- Developer: Namco
- Publisher: Namco
- Designers: Shigeki Toyama Hiroshi Ono
- Artist: Hiroshi Ono
- Composer: Etsuo Ishii
- Series: Golly! Ghost!
- Platform: Arcade
- Release: JP: July 1991; NA: 1991; AU: October 1991;
- Genre: Light gun shooter
- Modes: Single-player, multiplayer

= Golly! Ghost! =

1991 video game

 is a 1991 light gun shooter arcade game developed and published by Namco.

==Gameplay==

The player shooting ghosts with the crosshair.

Golly! Ghost! is a light gun shooter video game. Its plot involves a group of scientists inventing an energy weapon named the "Zapper" to defeat a band of comical ghosts, who have taken over an abandoned Victorian era mansion in the Northeastern United States. Players use the attached light guns, nicknamed "Zip" and "Zap", to shoot these ghosts in each of the game's levels, referred to in-game as "scenes". In these scenes, players are to score a specified number of points before the timer runs out. Each scene contains a bonus ghost that awards extra points when shot. These take the form of everyday objects, such as jackets, hamburgers, and footballs. There are a total of four scenes, which conclude in a boss fight; defeating the boss causes them to burst into other smaller ghosts that can be shot for additional points. The game is also a redemption game, in which tickets are awarded based on how well the player performs.

==Development and release==

Golly! Ghost! uses an electro-mechanical diorama of a house for its background, with movable parts powered by solenoids. These parts, which include a closet door, a chest, and a toilet seat, open and close based on the movements of the ghosts in the game. A mirror inside the machine reflects the game's graphics onto the background, creating the illusion that the characters are interacting directly with the diorama.

Golly! Ghost! was released in Japan in July 1991, running on the Namco System 2 arcade system board. In North America, it was demonstrated at that year's Amusement Machine Operator's Union (AMOU) tradeshow held in Las Vegas, presented alongside the 3D rail shooter Starblade. The game was released in Australia in October.

==Reception and legacy==
Golly! Ghost! was a commercial success in Japan, being a major contributor towards a 93.9% increase in revenue in Namco's arcade game division during the year. Game Machine commented on its creepy atmosphere and unique concept, believing that its electro-mechanical backdrop would make it stand out from other light gun shooters in arcades. A writer for MegaZone shared his appreciation towards the game for keeping in line with Namco's line of high-quality light gun shooters. They were impressed with the game's mechanical diorama, commenting that "real targets pop up at you, which you must try to hit with your super responsive electro-gun... this looks like a game to try now!". In a 2016 retrospective, Hardcore Gaming 101 writer Aaron Vark felt that Golly! Ghost! was "held back" due to it being a ticket redemption game and not a dedicated light gun shooter. He was critical of the game's high difficulty for forcing players to shoot every ghost in some levels, and for its short length, but Vark commended the graphics and synthesizer music, and found its electro-mechanical background technologically impressive.
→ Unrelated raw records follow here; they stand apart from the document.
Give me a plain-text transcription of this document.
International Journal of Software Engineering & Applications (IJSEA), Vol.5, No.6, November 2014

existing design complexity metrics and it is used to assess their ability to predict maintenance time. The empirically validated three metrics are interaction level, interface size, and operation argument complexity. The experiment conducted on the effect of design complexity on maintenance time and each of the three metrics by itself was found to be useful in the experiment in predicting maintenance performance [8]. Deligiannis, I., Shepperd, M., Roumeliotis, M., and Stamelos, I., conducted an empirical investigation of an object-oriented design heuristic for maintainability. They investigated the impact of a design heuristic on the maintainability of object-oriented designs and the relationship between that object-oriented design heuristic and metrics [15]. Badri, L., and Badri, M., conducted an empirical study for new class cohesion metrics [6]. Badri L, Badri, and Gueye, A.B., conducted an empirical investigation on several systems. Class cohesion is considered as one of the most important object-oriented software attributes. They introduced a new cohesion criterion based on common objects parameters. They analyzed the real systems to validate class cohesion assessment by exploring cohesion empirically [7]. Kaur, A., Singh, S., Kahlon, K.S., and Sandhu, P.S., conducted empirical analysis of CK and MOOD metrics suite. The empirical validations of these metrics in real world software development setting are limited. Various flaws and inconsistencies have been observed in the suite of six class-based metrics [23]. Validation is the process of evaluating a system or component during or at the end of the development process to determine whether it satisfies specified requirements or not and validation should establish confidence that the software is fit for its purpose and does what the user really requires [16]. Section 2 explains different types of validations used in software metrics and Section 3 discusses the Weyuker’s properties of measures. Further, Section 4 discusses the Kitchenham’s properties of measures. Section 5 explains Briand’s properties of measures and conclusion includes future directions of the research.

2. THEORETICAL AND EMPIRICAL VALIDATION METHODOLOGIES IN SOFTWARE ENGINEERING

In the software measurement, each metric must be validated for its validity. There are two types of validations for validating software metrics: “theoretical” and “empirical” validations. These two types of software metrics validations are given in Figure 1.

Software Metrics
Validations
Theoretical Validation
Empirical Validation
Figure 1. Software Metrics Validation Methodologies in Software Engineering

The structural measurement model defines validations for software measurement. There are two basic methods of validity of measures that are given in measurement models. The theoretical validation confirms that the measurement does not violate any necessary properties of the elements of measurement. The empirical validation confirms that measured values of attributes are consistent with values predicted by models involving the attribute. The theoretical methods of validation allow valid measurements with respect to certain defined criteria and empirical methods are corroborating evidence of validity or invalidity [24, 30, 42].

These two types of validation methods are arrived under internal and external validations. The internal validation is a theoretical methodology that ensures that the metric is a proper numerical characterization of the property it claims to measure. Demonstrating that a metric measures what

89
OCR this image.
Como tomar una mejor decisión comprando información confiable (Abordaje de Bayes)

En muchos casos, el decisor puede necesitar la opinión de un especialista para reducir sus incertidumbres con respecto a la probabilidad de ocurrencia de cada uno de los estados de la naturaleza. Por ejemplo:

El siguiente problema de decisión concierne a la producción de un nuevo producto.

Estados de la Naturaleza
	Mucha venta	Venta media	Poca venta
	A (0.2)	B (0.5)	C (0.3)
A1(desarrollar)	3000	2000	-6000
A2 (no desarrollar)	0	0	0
A sequel, , was released exclusively for Japanese arcades in August 1992. Its gameplay is similar to its predecessor, instead being themed around sunken treasure. Players use the light guns to shoot at fish, crabs, seahorses, and other aquatic creatures at the bottom of the ocean. The four ghosts from the first game return as bonus enemies that can be shot for additional points. Bubble Trouble makes usage of sprite-scaling effects to make enemies fly towards the player. Aaron Vark appreciated the game's wackier tone and more forgiving difficulty, feeling it was a well-suited follow-up. A puzzle game spin-off titled Golly! Ghosts! Goal was released in March 1996 for Windows 95, being a reskin of the game Color Lines with Golly! Ghost! characters.

In 2012, Golly! Ghost! was adapted into a webcomic by ShiftyLook, a division of Namco Bandai Games that focused on reviving older Namco franchises. The comic was illustrated by Chris Eliopoulos, who also worked on Marvel's Franklin Richards: Son of a Genius. Its plot involved the blue ghost moving into the mansion and trying to win the respect of the other ghosts through outlandish challenges and pranks. Alongside the other ShiftyLook comics, it was taken down in September 2014 after the company ceased operations.